We reject defendant's further contention that the People failed to establish that his statements were freely and voluntarily given. At the hybrid Huntley/Wade hearing, the People presented evidence that defendant's handcuffs were removed immediately at the outset of the interrogation and that defendant could read and write. Defendant was read his Miranda rights verbatim from a Miranda warnings card and, after being read those rights, defendant did not request an attorney or that those rights be further explained. Thereafter, defendant agreed to speak to the officers and waive his rights. Thus, "[t]he record of the suppression hearing supports the court's determination that the waiver by defendant of his Miranda rights was knowing, voluntary and intelligent" (People v Marvin, 68 AD3d 1729, 1729 [4th Dept 2009], lv denied 14 NY3d 842 [2010]).

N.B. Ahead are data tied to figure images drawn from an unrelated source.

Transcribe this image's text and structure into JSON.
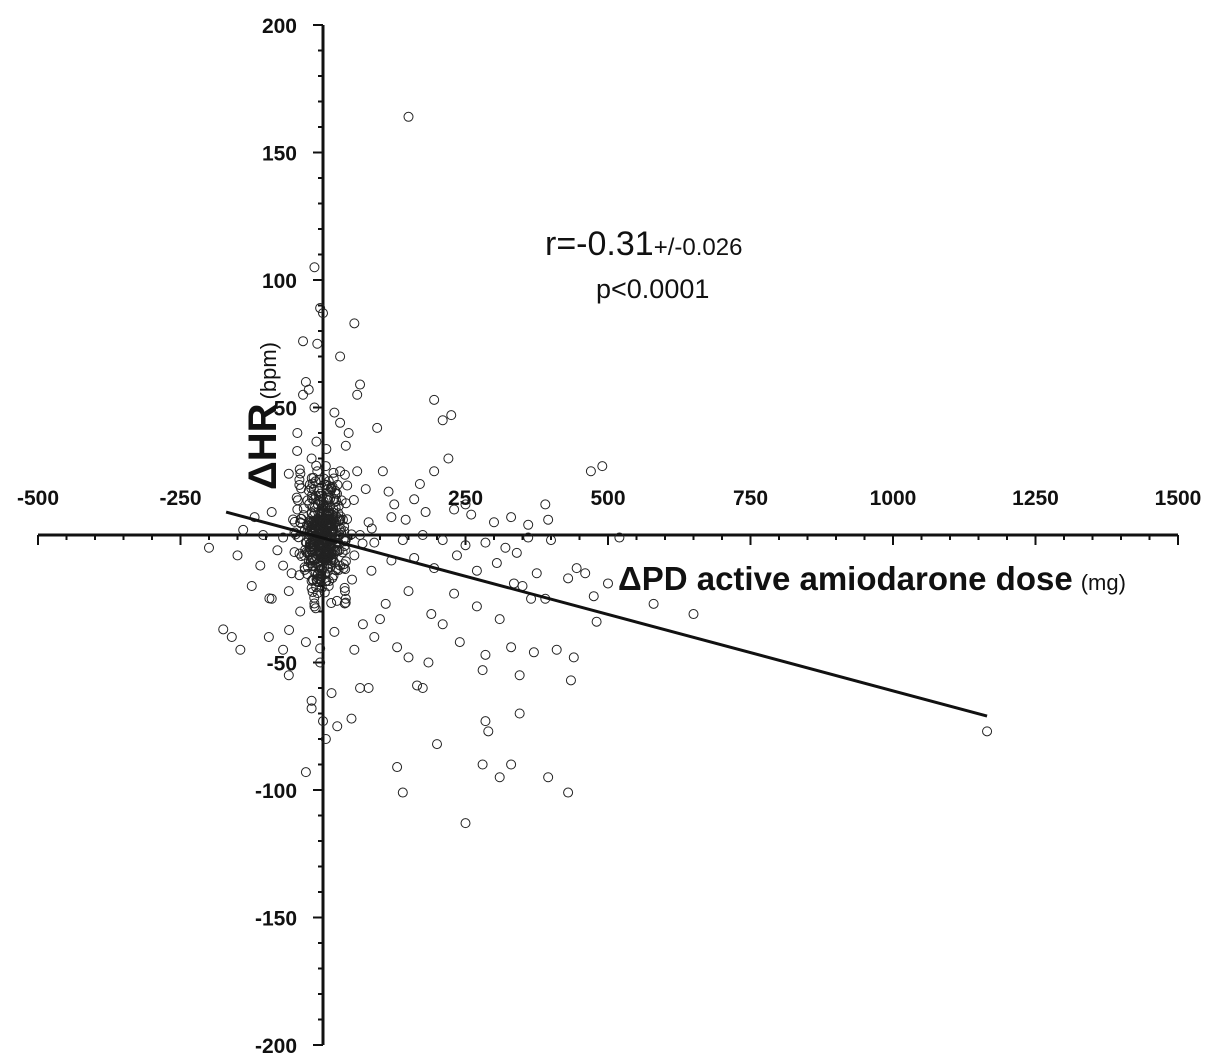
{
  "chart_data": {
    "type": "scatter",
    "xlabel": {
      "main": "ΔPD active amiodarone dose",
      "unit": "(mg)"
    },
    "ylabel": {
      "main": "ΔHR",
      "unit": "(bpm)"
    },
    "xlim": [
      -500,
      1500
    ],
    "ylim": [
      -200,
      200
    ],
    "x_ticks": [
      -500,
      -250,
      250,
      500,
      750,
      1000,
      1250,
      1500
    ],
    "y_ticks": [
      200,
      150,
      100,
      50,
      -50,
      -100,
      -150,
      -200
    ],
    "x_tick_labels": [
      "-500",
      "-250",
      "250",
      "500",
      "750",
      "1000",
      "1250",
      "1500"
    ],
    "y_tick_labels": [
      "200",
      "150",
      "100",
      "50",
      "-50",
      "-100",
      "-150",
      "-200"
    ],
    "annotation": {
      "r_main": "r=-0.31",
      "r_ci": "+/-0.026",
      "p": "p<0.0001"
    },
    "regression_line": {
      "x": [
        -170,
        1165
      ],
      "y": [
        9,
        -71
      ]
    },
    "marker": "open-circle",
    "grid": false,
    "legend": "none",
    "series": [
      {
        "points": [
          [
            150,
            164
          ],
          [
            -15,
            105
          ],
          [
            -5,
            89
          ],
          [
            0,
            87
          ],
          [
            55,
            83
          ],
          [
            -35,
            76
          ],
          [
            -10,
            75
          ],
          [
            30,
            70
          ],
          [
            -30,
            60
          ],
          [
            -25,
            57
          ],
          [
            65,
            59
          ],
          [
            60,
            55
          ],
          [
            -35,
            55
          ],
          [
            -15,
            50
          ],
          [
            -45,
            40
          ],
          [
            20,
            48
          ],
          [
            195,
            53
          ],
          [
            225,
            47
          ],
          [
            210,
            45
          ],
          [
            30,
            44
          ],
          [
            45,
            40
          ],
          [
            95,
            42
          ],
          [
            40,
            35
          ],
          [
            -20,
            30
          ],
          [
            5,
            27
          ],
          [
            -10,
            25
          ],
          [
            30,
            25
          ],
          [
            60,
            25
          ],
          [
            105,
            25
          ],
          [
            220,
            30
          ],
          [
            195,
            25
          ],
          [
            490,
            27
          ],
          [
            -60,
            24
          ],
          [
            470,
            25
          ],
          [
            170,
            20
          ],
          [
            15,
            18
          ],
          [
            75,
            18
          ],
          [
            115,
            17
          ],
          [
            160,
            14
          ],
          [
            125,
            12
          ],
          [
            390,
            12
          ],
          [
            -120,
            7
          ],
          [
            -90,
            9
          ],
          [
            -40,
            5
          ],
          [
            -20,
            3
          ],
          [
            10,
            8
          ],
          [
            35,
            6
          ],
          [
            80,
            5
          ],
          [
            120,
            7
          ],
          [
            145,
            6
          ],
          [
            180,
            9
          ],
          [
            230,
            10
          ],
          [
            260,
            8
          ],
          [
            300,
            5
          ],
          [
            330,
            7
          ],
          [
            360,
            4
          ],
          [
            395,
            6
          ],
          [
            -140,
            2
          ],
          [
            -105,
            0
          ],
          [
            -70,
            -1
          ],
          [
            -50,
            1
          ],
          [
            -30,
            -3
          ],
          [
            -10,
            0
          ],
          [
            15,
            1
          ],
          [
            40,
            -2
          ],
          [
            65,
            0
          ],
          [
            90,
            -3
          ],
          [
            140,
            -2
          ],
          [
            175,
            0
          ],
          [
            210,
            -2
          ],
          [
            250,
            -4
          ],
          [
            285,
            -3
          ],
          [
            320,
            -5
          ],
          [
            360,
            -1
          ],
          [
            400,
            -2
          ],
          [
            520,
            -1
          ],
          [
            -200,
            -5
          ],
          [
            -150,
            -8
          ],
          [
            -110,
            -12
          ],
          [
            -80,
            -6
          ],
          [
            -55,
            -15
          ],
          [
            -25,
            -10
          ],
          [
            5,
            -6
          ],
          [
            30,
            -12
          ],
          [
            55,
            -8
          ],
          [
            85,
            -14
          ],
          [
            120,
            -10
          ],
          [
            160,
            -9
          ],
          [
            195,
            -13
          ],
          [
            235,
            -8
          ],
          [
            270,
            -14
          ],
          [
            305,
            -11
          ],
          [
            340,
            -7
          ],
          [
            375,
            -15
          ],
          [
            445,
            -13
          ],
          [
            -125,
            -20
          ],
          [
            -90,
            -25
          ],
          [
            -60,
            -22
          ],
          [
            -40,
            -30
          ],
          [
            -15,
            -28
          ],
          [
            10,
            -20
          ],
          [
            40,
            -25
          ],
          [
            70,
            -35
          ],
          [
            110,
            -27
          ],
          [
            150,
            -22
          ],
          [
            190,
            -31
          ],
          [
            230,
            -23
          ],
          [
            270,
            -28
          ],
          [
            310,
            -33
          ],
          [
            350,
            -20
          ],
          [
            390,
            -25
          ],
          [
            430,
            -17
          ],
          [
            -95,
            -40
          ],
          [
            -70,
            -45
          ],
          [
            -30,
            -42
          ],
          [
            -5,
            -50
          ],
          [
            20,
            -38
          ],
          [
            55,
            -45
          ],
          [
            90,
            -40
          ],
          [
            130,
            -44
          ],
          [
            185,
            -50
          ],
          [
            240,
            -42
          ],
          [
            285,
            -47
          ],
          [
            330,
            -44
          ],
          [
            370,
            -46
          ],
          [
            410,
            -45
          ],
          [
            440,
            -48
          ],
          [
            -60,
            -55
          ],
          [
            -20,
            -65
          ],
          [
            15,
            -62
          ],
          [
            65,
            -60
          ],
          [
            80,
            -60
          ],
          [
            165,
            -59
          ],
          [
            175,
            -60
          ],
          [
            280,
            -53
          ],
          [
            345,
            -55
          ],
          [
            435,
            -57
          ],
          [
            345,
            -70
          ],
          [
            -20,
            -68
          ],
          [
            0,
            -73
          ],
          [
            25,
            -75
          ],
          [
            50,
            -72
          ],
          [
            5,
            -80
          ],
          [
            -30,
            -93
          ],
          [
            130,
            -91
          ],
          [
            200,
            -82
          ],
          [
            140,
            -101
          ],
          [
            285,
            -73
          ],
          [
            290,
            -77
          ],
          [
            280,
            -90
          ],
          [
            330,
            -90
          ],
          [
            310,
            -95
          ],
          [
            395,
            -95
          ],
          [
            430,
            -101
          ],
          [
            250,
            -113
          ],
          [
            -160,
            -40
          ],
          [
            -145,
            -45
          ],
          [
            -175,
            -37
          ],
          [
            -70,
            -12
          ],
          [
            -45,
            10
          ],
          [
            -20,
            -18
          ],
          [
            100,
            -33
          ],
          [
            150,
            -48
          ],
          [
            210,
            -35
          ],
          [
            335,
            -19
          ],
          [
            365,
            -25
          ],
          [
            475,
            -24
          ],
          [
            480,
            -34
          ],
          [
            500,
            -19
          ],
          [
            580,
            -27
          ],
          [
            650,
            -31
          ],
          [
            1165,
            -77
          ],
          [
            250,
            12
          ],
          [
            460,
            -15
          ]
        ]
      }
    ]
  }
}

In his supplemental brief, defendant contends that he was deprived of effective assistance of counsel because defense counsel waived the Rodriguez hearing. Defendant failed, however, to

" demonstrate the absence of strategic or other legitimate explanations for counsel's failure to request [that] hearing. Absent such a showing, it will be presumed that counsel acted in a competent manner and exercised professional judgment in not pursuing a

hearing' " (People v Parker, 148 AD3d 1583, 1584 [4th Dept 2017], lv denied 29 NY3d 1084 [2017], quoting People v Rivera, 71 NY2d 705, 709 [1988]). Defendant also contends that he was deprived of effective assistance of counsel because defense counsel did not expressly state that he sought suppression of defendant's statements based on a lack of probable cause to arrest him. Defendant relies, however, upon matters outside the record in contending that he had a "colorable" claim to suppress those statements on the ground that he was arrested without probable cause. Thus, that contention "must be raised by way of a motion pursuant to CPL article 440" (People v Edwards, 151 AD3d 1832, 1833 [4th Dept 2017], lv denied 30 NY3d 949 [2017]).

Finally, we conclude that defendant's sentence is not unduly harsh or severe.